On Thu, Jun 20, 2024 at 04:45:08PM +0200, David Hildenbrand wrote:
If we could disallow pinning any shared pages, that would make life a lot easier, but I think there were reasons for why we might require it. To convert shared->private, simply unmap that folio (only the shared parts could possibly be mapped) from all user page tables.
IMHO it should be reasonable to make it work like ZONE_MOVABLE and FOLL_LONGTERM. Making a shared page private is really no different from moving it.
And if you have built a VMM that uses VMA mapped shared pages and short-term pinning then you should really also ensure that the VM is aware when the pins go away. For instance if you are doing some virtio thing with O_DIRECT pinning then the guest will know the pins are gone when it observes virtio completions.
In this way making private is just like moving, we unmap the page and then drive the refcount to zero, then move it.
I'm kind of surprised the CC folks don't want the same thing for exactly the same reason. It is much easier to recover the huge mappings for the S2 in the presence of shared holes if you track it this way. Even CC will have this problem, to some degree, too.
Precisely!

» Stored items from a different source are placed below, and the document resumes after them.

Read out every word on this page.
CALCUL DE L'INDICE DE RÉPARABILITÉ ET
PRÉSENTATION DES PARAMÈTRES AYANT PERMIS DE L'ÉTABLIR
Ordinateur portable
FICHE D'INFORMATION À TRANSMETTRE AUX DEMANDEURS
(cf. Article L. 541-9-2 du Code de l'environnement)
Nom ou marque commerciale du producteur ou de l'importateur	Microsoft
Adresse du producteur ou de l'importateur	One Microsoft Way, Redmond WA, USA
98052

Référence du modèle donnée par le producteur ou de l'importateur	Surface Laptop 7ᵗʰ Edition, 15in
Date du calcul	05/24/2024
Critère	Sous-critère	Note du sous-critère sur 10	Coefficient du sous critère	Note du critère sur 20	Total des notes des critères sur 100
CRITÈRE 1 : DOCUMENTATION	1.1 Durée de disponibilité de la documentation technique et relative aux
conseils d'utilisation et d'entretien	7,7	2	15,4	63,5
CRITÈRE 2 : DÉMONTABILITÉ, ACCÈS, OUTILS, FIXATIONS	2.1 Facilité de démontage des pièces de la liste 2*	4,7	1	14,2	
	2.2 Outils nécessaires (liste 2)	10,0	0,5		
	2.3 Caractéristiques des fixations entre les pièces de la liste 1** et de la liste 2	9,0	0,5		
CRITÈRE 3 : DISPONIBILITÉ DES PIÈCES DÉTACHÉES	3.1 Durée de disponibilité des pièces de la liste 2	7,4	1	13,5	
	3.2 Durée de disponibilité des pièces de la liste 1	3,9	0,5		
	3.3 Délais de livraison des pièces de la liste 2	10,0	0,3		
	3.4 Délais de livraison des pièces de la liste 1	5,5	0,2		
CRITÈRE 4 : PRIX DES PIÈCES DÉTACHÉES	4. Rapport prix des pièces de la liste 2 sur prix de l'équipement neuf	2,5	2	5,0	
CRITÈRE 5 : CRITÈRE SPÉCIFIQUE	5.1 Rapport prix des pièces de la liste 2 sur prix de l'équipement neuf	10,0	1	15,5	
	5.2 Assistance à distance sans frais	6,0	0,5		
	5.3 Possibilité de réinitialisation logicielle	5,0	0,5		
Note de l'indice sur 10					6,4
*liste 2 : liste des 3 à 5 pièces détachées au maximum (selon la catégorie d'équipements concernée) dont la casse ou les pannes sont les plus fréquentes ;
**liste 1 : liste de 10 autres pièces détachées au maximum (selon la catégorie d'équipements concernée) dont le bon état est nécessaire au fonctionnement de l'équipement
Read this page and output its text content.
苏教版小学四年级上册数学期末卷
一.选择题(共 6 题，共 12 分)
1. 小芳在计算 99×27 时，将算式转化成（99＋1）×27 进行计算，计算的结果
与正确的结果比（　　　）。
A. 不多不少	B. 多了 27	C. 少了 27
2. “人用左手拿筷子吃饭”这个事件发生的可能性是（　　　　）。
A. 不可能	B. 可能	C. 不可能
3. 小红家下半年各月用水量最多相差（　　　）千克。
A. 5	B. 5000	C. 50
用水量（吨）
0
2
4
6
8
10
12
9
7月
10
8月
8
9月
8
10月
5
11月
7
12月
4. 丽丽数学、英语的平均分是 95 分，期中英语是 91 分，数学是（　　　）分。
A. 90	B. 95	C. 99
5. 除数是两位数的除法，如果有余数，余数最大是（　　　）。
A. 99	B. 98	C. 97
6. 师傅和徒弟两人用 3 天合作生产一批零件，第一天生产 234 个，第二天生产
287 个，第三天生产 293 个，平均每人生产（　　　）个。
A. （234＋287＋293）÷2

RH (and therefore, me) is primarily interested in existing guest_memfd users at this point ("CC"), and I don't see an easy way to get that running with huge pages in the existing model reasonably well ...
IMHO it is an important topic so I'm glad you are thinking about it.
There is definately some overlap here where if you do teach guest_memfd about huge pages then you must also provide a away to map the fragments of them that have become shared. I think there is little option here unless you double allocate and/or destroy the performance properties of the huge pages.
It is just the nature of our system that shared pages must be in VMAs and must be copy_to/from_user/GUP'able/etc.
Jason